S. G. : Attention Danger Travail a existé sans aides institutionnelles, ni aides de la télévision, et a pu malgré tout être visible dans des salles de cinéma, générant ainsi ses propres ressources – et oui, nous aussi on est dans le marché... Avec Volem…, on a, pour la première fois, bénéficié de l’avance sur recettes du Centre National de la Cinématographie (CNC). Nous avons également disposé de quelques aides publiques. Il ne manquera pas de volontaires zélés pour juger si cet argent nous a conduit à modérer le propos, à rendre le film socialement acceptable…
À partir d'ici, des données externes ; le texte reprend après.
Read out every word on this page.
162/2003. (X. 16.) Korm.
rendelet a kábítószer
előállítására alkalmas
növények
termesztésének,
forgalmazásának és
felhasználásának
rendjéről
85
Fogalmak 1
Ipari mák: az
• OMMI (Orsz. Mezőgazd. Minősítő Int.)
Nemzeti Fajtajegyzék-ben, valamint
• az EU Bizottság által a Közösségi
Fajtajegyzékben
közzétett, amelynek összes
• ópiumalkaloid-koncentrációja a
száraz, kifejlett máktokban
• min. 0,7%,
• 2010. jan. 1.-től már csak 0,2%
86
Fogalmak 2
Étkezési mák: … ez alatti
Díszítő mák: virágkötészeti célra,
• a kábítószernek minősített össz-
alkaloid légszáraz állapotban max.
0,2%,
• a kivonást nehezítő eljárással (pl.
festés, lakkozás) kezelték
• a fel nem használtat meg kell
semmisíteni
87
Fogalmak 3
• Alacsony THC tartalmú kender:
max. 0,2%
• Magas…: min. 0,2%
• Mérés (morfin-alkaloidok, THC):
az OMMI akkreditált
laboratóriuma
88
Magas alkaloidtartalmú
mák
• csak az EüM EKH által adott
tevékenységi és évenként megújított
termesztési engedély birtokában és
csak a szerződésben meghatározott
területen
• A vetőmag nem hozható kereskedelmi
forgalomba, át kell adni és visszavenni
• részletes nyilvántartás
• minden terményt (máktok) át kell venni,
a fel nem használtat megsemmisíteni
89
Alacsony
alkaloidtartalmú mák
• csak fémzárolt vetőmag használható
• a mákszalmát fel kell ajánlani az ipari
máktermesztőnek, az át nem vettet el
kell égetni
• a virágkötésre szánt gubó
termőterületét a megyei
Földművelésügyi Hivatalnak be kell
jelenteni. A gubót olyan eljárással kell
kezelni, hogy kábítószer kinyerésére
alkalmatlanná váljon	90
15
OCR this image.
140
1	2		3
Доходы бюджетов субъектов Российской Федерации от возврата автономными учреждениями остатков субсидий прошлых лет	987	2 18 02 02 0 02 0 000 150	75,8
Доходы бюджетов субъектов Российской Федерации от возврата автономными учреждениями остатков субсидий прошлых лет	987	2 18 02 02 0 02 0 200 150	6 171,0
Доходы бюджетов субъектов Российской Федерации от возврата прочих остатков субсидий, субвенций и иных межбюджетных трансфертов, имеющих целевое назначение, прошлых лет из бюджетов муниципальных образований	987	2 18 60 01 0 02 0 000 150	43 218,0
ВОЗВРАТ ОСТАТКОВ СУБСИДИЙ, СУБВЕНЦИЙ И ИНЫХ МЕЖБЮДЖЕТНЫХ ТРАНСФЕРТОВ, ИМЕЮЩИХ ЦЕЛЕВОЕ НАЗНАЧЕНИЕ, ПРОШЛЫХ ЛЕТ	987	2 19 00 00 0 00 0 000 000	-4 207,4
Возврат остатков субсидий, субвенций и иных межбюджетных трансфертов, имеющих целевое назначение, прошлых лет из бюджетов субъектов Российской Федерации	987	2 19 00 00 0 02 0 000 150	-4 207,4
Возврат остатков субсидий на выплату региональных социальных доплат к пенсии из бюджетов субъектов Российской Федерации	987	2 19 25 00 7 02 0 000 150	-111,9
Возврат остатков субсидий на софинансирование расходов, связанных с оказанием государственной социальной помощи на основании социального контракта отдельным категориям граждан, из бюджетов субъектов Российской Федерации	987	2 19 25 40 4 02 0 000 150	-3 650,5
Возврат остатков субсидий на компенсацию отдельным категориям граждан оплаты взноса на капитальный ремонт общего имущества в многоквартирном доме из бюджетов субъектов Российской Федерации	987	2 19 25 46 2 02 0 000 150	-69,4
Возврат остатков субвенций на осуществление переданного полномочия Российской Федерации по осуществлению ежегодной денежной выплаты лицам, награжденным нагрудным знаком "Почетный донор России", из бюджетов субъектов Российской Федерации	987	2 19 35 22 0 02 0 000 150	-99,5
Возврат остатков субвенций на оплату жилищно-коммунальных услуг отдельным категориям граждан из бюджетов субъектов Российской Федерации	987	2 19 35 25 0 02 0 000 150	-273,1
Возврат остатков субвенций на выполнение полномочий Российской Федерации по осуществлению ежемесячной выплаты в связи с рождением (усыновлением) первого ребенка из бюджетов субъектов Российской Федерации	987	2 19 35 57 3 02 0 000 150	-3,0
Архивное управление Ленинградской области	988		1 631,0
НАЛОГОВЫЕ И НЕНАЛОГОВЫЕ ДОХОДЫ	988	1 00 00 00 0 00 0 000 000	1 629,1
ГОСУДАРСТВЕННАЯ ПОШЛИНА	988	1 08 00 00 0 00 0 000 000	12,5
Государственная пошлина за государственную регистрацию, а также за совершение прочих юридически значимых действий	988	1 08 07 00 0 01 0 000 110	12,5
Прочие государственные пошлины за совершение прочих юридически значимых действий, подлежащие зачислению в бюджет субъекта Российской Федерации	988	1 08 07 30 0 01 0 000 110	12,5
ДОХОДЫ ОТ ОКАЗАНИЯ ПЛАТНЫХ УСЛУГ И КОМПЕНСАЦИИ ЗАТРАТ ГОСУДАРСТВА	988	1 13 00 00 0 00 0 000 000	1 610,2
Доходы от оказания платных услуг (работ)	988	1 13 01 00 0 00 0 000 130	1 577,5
P. C. : J’ajoute que le réseau de salles indépendantes françaises, unique au monde par sa densité, permet la sortie commerciale, sur presque l’ensemble du territoire, de documentaires inédits ou interdits de diffusion sur le petit écran, comme les quatre films que j’ai réalisés depuis 1998 et qui ont été plutôt des succès au cinéma. Ils ont réalisé en moyenne 90 000 entrées, un chiffre plus qu’honorable pour des docus.
C. M.: Comment faire pour changer la société ? Le recours éventuel à la violence est-il légitime ?
P. C. : À l’évidence la question se pose. À l’intérieur de certains groupes filmés dans Volem…, des gens s’interrogent. Cette question est aussi soulevée dans l’un de mes derniers films Ni vieux, ni traîtres (coréalisé avec Georges Minangoy), notamment par des proches du groupe Action directe qui ont voulu changer le monde les armes à la main. Sans succès.
C. M.: Selon vous, à quoi sert le cinéma documentaire ?
S. G. : À interroger le réel tel qu’on nous le donne à voir, ou tel qu’on le voit par soi-même, c’est-à-dire à remettre en cause nos conditions d’existence. Il devrait peut-être servir aussi à proposer formellement de nouvelles manières de représenter le monde. C’est un acte critique qui a fondamentalement à voir avec la colère, le désespoir, le
rire.
Psychanalyste et employée à mi-temps chez EDF, Corinne Maïer est l’auteur de plusieurs ouvrages dont le plus connu, Bonjour paresse (éd. Michalon, 2004), a connu un foudroyant succès en librairie (200 000 ex. vendus en sept mois). Sa description de la « culture d’entreprise » en tant que « cristallisation de la bêtise d’un groupe de gens à un moment donné » lui ont valu des menaces de licenciement de la part de son employeur. L’entretien ci-dessus a été publié par la revue The Idler, merci à elle.